Before we start, let's make this clear: fate and destiny are pawns to God's will. On the issue of sovereignty, there is no question. Indeed, as we struggle to understand the nature of things, nebulous constructs like fate, destiny, purpose, super intention, and providence are useful.
Fate has a varied definition. Does it mean the consequence of our choices, like "sealing your fate" after untoward acts? Or does it mean an outside hand, like "fate dealt that hand" to explain why circumstances occur? Or does it mean the ultimate destination, from the shared root of destiny, like "you must accept your fate". Just saying "fate" doesn't really say anything at all.
Insofar as fate as a consequence, there is no issue. Consequences do follow decisions. In this context, none of the other terms really share this definition. I like to consider fate in this singular way.
Now, there's the concept of the outside hand. This is most like super intention or providence. Is it God, the devil, nature, or gremlins? Something somewhere is influencing things. I think providence is the best term here. It best sums the concept of an active observer, and squashes basic deistic premises God as an inactive observer. He's been clearly involved in the past and hasn't indicated he plans to step away.
Turning to fate as a destination, this is the ugliest use of the term. In no small part purpose and destiny are best transposed here. And of those two, destiny best indicates the destination. Knowing your destination does not preclude your destination, I might add. Those ascribing to predestination would not agree. However, the logic simply does not follow that destiny must be absolute.
There's this contrast with purpose. In no small part destiny seems to indicate the "where" or "what" of a journey's end. Your destiny is your destination. However, purpose seems to better reflect the "why" of such a journey. It addresses the reason and sometimes the intrinsic value of the journey.
Let's briefly dance with the mother of all terms, super intention. Super intention is the will of God, typically. It is what God wants or intends for our lives. The problem is not that God desires something. The question that has plagued man for centuries is if we are capable of accomplishing less, more, or just different than that intention. Is God's sovereignty compromised if God's intentions are not realized?
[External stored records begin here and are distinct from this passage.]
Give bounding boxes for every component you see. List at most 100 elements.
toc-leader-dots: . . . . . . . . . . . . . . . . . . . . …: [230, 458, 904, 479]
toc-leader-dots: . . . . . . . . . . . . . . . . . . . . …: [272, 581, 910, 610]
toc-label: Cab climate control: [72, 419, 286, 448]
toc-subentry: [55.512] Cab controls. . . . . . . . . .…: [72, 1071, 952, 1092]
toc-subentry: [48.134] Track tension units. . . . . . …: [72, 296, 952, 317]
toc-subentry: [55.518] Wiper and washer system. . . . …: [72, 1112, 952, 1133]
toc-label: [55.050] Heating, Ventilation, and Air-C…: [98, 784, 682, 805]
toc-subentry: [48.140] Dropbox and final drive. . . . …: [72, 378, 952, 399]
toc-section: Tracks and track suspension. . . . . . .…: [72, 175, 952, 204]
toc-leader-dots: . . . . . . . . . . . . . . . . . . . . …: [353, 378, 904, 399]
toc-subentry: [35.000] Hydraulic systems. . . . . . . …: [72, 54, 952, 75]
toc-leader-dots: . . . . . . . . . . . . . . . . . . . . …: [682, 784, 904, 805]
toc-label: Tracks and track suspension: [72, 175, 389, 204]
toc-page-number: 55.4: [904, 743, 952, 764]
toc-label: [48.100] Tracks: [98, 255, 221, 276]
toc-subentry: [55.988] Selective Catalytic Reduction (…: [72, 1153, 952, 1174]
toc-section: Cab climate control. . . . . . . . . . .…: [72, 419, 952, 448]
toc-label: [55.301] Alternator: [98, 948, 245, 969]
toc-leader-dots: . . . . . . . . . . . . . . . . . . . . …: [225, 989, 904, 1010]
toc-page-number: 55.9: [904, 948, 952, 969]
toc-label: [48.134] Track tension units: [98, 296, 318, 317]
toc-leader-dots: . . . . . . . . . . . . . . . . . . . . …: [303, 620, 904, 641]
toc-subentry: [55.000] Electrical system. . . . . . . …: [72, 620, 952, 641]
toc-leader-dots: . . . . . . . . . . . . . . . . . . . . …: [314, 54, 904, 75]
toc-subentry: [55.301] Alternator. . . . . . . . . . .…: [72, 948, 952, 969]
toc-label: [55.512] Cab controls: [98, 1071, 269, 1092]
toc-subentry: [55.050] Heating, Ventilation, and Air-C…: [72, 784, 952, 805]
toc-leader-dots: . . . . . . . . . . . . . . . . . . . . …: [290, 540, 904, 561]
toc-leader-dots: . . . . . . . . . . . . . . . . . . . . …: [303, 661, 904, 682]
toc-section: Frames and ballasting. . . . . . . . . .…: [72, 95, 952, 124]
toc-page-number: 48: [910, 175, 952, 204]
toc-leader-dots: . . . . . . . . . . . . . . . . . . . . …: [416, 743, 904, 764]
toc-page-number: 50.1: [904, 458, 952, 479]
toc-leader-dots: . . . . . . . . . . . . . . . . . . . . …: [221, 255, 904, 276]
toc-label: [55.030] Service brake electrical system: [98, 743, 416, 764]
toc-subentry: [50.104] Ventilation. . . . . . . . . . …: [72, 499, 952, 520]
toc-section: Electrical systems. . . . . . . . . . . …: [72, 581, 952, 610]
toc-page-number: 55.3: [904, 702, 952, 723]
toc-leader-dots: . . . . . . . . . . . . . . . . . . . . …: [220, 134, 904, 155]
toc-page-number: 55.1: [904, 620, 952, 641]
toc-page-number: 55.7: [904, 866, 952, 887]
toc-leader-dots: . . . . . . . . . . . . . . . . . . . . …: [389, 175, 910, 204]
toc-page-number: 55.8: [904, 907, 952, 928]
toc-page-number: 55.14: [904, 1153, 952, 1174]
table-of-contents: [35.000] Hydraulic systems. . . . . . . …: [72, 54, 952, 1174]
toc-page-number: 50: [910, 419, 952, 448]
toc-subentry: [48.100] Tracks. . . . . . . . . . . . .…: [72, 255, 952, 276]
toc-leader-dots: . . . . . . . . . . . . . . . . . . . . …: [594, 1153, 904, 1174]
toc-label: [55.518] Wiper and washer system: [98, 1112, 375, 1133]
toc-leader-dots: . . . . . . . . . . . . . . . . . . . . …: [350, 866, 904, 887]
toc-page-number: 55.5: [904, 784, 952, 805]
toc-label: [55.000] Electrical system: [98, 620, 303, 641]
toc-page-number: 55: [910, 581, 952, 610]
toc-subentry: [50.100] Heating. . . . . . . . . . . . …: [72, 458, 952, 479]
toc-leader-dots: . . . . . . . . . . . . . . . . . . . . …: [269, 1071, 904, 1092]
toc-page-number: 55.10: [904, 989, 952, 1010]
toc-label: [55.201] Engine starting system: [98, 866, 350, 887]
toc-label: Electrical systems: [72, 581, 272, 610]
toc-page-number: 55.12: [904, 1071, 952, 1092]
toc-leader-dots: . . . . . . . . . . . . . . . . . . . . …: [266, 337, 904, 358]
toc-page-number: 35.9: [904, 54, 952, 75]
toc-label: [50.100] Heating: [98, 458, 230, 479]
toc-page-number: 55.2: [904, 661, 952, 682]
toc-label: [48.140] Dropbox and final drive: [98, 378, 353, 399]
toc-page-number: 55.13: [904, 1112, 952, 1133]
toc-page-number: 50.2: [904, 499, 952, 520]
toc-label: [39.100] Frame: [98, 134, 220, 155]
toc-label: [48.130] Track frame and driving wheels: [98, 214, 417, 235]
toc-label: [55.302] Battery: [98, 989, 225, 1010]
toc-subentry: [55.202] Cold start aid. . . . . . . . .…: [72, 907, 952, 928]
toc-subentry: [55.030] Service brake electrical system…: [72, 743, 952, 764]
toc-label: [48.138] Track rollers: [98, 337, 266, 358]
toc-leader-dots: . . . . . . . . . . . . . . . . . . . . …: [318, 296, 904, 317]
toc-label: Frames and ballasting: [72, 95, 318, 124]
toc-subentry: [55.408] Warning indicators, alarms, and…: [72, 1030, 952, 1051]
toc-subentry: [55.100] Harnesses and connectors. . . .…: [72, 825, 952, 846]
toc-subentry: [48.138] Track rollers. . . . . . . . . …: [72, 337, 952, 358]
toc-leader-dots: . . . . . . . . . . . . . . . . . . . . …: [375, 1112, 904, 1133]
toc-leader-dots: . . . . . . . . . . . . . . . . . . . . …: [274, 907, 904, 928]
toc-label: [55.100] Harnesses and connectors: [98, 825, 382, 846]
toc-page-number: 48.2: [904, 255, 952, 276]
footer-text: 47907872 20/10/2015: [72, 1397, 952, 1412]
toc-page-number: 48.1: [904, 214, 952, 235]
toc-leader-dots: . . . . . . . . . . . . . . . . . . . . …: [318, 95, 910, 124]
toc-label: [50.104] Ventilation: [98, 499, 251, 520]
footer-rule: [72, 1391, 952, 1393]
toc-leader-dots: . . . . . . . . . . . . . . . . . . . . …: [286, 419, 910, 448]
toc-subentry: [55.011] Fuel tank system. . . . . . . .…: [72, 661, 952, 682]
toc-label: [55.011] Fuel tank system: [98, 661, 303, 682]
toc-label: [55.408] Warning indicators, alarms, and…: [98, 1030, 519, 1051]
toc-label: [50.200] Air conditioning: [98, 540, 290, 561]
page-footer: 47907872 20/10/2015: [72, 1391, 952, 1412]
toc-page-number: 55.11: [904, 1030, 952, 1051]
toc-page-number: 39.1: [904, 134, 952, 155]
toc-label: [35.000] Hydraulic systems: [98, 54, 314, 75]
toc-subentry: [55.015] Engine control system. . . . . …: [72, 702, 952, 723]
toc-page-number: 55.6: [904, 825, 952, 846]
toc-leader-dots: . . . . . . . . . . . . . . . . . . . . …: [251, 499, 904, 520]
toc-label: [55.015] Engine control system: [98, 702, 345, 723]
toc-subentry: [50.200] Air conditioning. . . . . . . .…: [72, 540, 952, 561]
The issue falls back to free will. We know free will exists for God's pleasure to be volitionally loved. We know that free will is important so God's control over our actions does not result in God's preordainment of sinful acts. Free will seems important to make the world go 'round.
Many contrarians here would tell me that free will is illusive because it is a necessary idea for man in light of the ultimate consequences of God's ultimate sovereignty. That is, we don't really choose anything because God decided long ago.
I have an opinion on the issue of predestination. But to this particular discussion the only question required is, "Can God allow free will?" The answer to that tricky question opens windows of possibilities. And possibilities, the root of all evil, bring about a potential liberty in Christ.
And as we describe the complex tapestry of how God orchestrates all of nature, time, and the cosmos, it is terms like fate, destiny, super intention, purpose, and providence that we use like tools. We are attempting to say a number equivalent to infinity. Of course it comes up short. However, imperfect terms are at least terms. And with terms there is discussion. And with discussion, growth.